The inaugural Lieutenant Colonel Harry Murray VC scholarships were presented by the Minister for Veterans’ Affairs, Scott Bacon MP.
The $5000 scholarships are endowed by the Tasmanian Government and are available to two students annually from all disciplines, who intend to undertake an honours thesis examining an issue related to Tasmanians at war.
Dean of the UTAS Faculty of Arts, Professor Sue Dodds, congratulated the scholarship recipients, Jo Brodie and Emma Nicholson.
“The projects Jo and Emma are planning to undertake during their Honours focusing on the impact of war on Tasmanians are very worthy and exciting topics.
“I am pleased these students are continuing their studies within the UTAS Faculty of Arts and wish them every success in their research.”
Jo Brodie will study her Honours in the UTAS School of History and Classics this year.
Her project will focus on the WW1 Red Cross Wounded and Missing Enquiry Bureau.
“Thousands of soldiers still remain unaccounted for and the focus of my thesis will be on the Tasmanian soldiers who remain missing,” she said.
Jo plans to undertake postgraduate study.
“This area of study has so much to offer,” she said.
Emma Nicholson is studying Honours in the UTAS School of Psychology, focusing on Post Traumatic Stress Disorder.

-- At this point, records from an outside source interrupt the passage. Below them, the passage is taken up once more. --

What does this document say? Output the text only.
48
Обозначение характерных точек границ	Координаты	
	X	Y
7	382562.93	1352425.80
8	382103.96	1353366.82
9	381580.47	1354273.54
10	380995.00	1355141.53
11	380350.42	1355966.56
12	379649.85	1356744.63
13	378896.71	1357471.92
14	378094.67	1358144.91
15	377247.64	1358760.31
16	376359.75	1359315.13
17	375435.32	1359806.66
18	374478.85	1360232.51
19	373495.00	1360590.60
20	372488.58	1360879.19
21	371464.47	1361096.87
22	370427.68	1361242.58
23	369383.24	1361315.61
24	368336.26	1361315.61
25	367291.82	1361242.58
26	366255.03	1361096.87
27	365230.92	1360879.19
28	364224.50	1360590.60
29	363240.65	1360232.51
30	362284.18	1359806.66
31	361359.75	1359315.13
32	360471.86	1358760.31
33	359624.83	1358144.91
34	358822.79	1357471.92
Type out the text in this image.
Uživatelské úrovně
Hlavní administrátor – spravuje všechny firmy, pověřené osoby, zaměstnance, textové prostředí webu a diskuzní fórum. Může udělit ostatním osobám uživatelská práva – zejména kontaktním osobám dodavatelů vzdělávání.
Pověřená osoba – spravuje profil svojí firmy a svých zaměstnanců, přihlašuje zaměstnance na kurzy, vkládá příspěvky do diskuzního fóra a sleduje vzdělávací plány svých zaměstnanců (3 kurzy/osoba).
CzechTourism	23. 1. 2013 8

She is an ex-RAAF service person.
“I am interested in Post Traumatic Stress Disorder research, particularly regarding the involvement of a molecule found in the brain’s fear hub called the Brain Derived Neurotrophic Factor (BDNF).”

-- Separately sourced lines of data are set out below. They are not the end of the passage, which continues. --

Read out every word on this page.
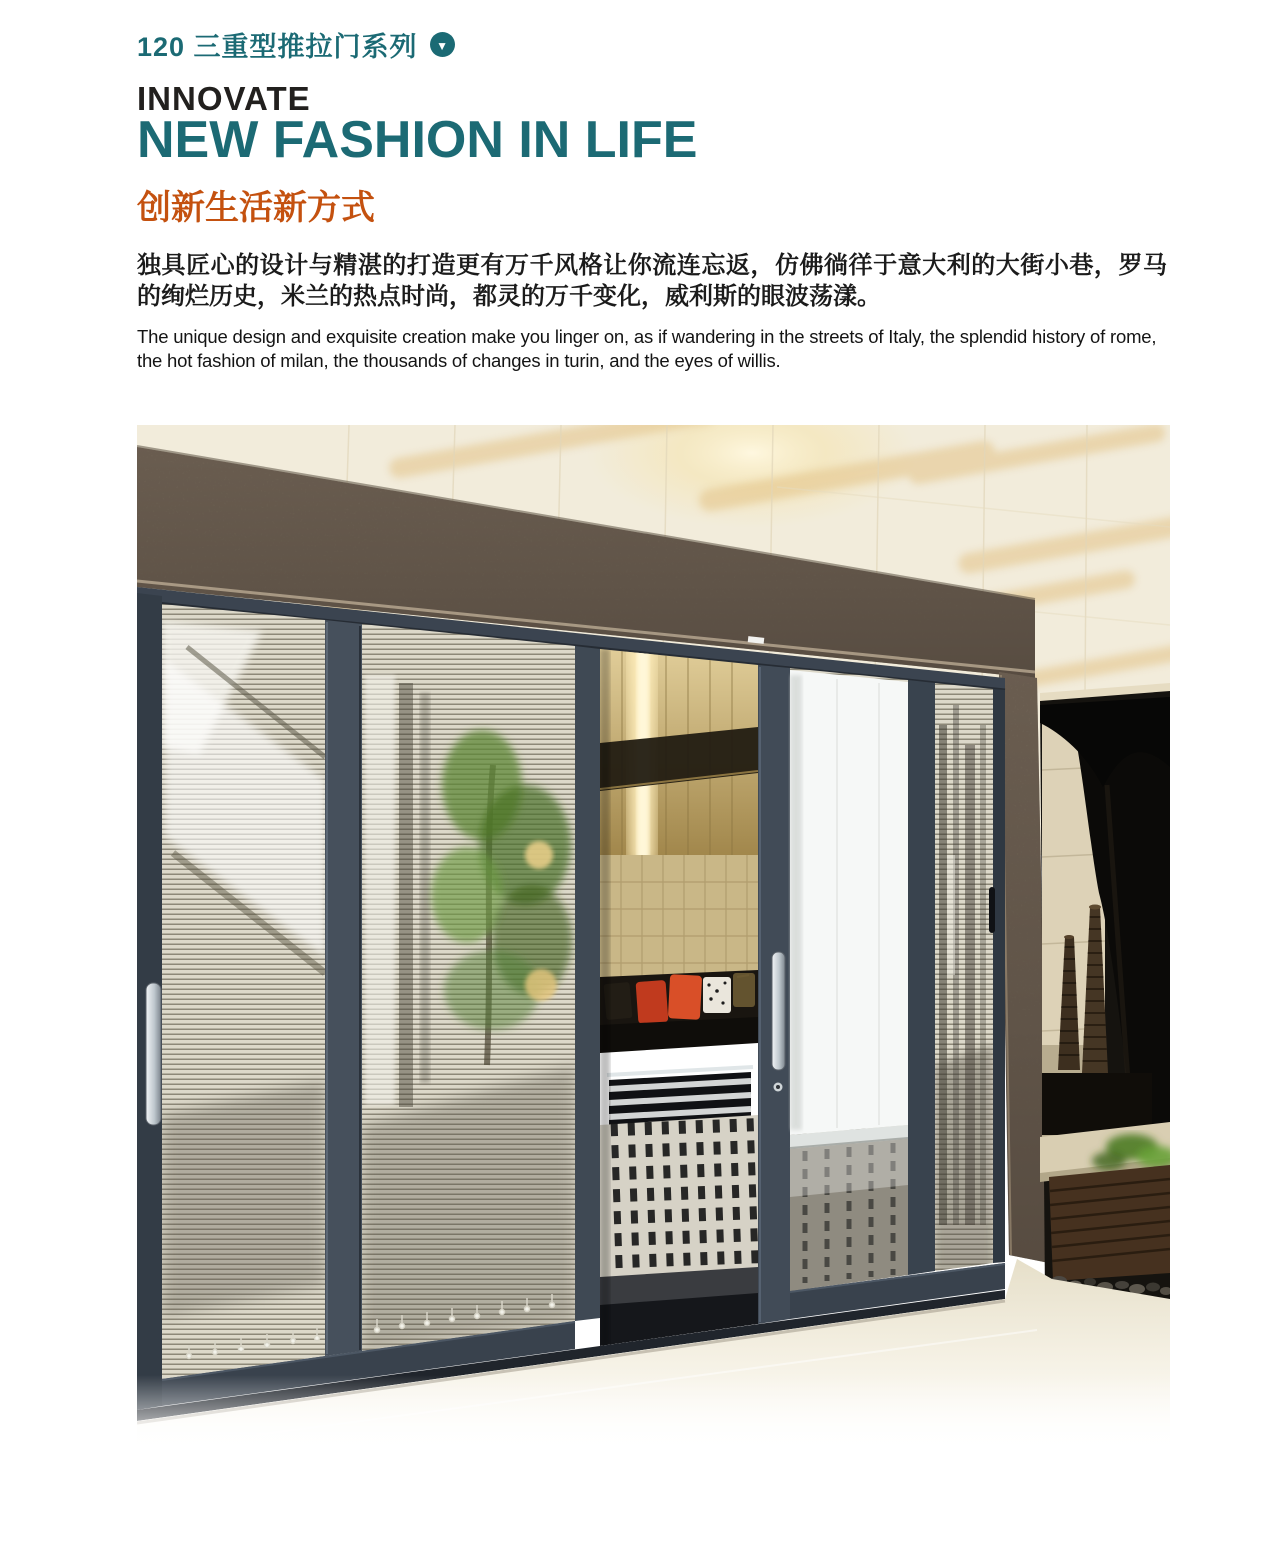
120 三重型推拉门系列 ▼
INNOVATE
NEW FASHION IN LIFE
创新生活新方式
独具匠心的设计与精湛的打造更有万千风格让你流连忘返，仿佛徜徉于意大利的大街小巷，罗马的绚烂历史，米兰的热点时尚，都灵的万千变化，威利斯的眼波荡漾。
The unique design and exquisite creation make you linger on, as if wandering in the streets of Italy, the splendid history of rome, the hot fashion of milan, the thousands of changes in turin, and the eyes of willis.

The inaugural Lieutenant Colonel Harry Murray VC Honours Scholarships (two awards per year) are provided by the Tasmanian Government – Veterans’ Affairs portfolio for honours study in 2012. The $5000 scholarships are available to students from all disciplines with good results in their final year of their undergraduate degree and who intend to undertake an honours year of study with a thesis examining an issue related to Tasmanians at war.
Harry Murray, who was born in Evandale in 1880, became the most highly decorated ordinary allied soldier in the Great War. He enlisted as a private in 1914 and served in Gallipoli and on the Western Front in France. His bravery and actions in some key battles in the campaign earned him a number of awards including the highest, the Victoria Cross.
By war’s end he had reached the rank of Lieutenant Colonel. In 1920 he returned to Australia and settled in Queensland on a grazing property. He re-enlisted in World War II and served until discharged in 1944. He continued farming until his death in 1966 aged 85.
Photo: Minister for Veterans’ Affairs, Scott Bacon MP, scholarship recipients Jo Brodie and Emma Nicholson.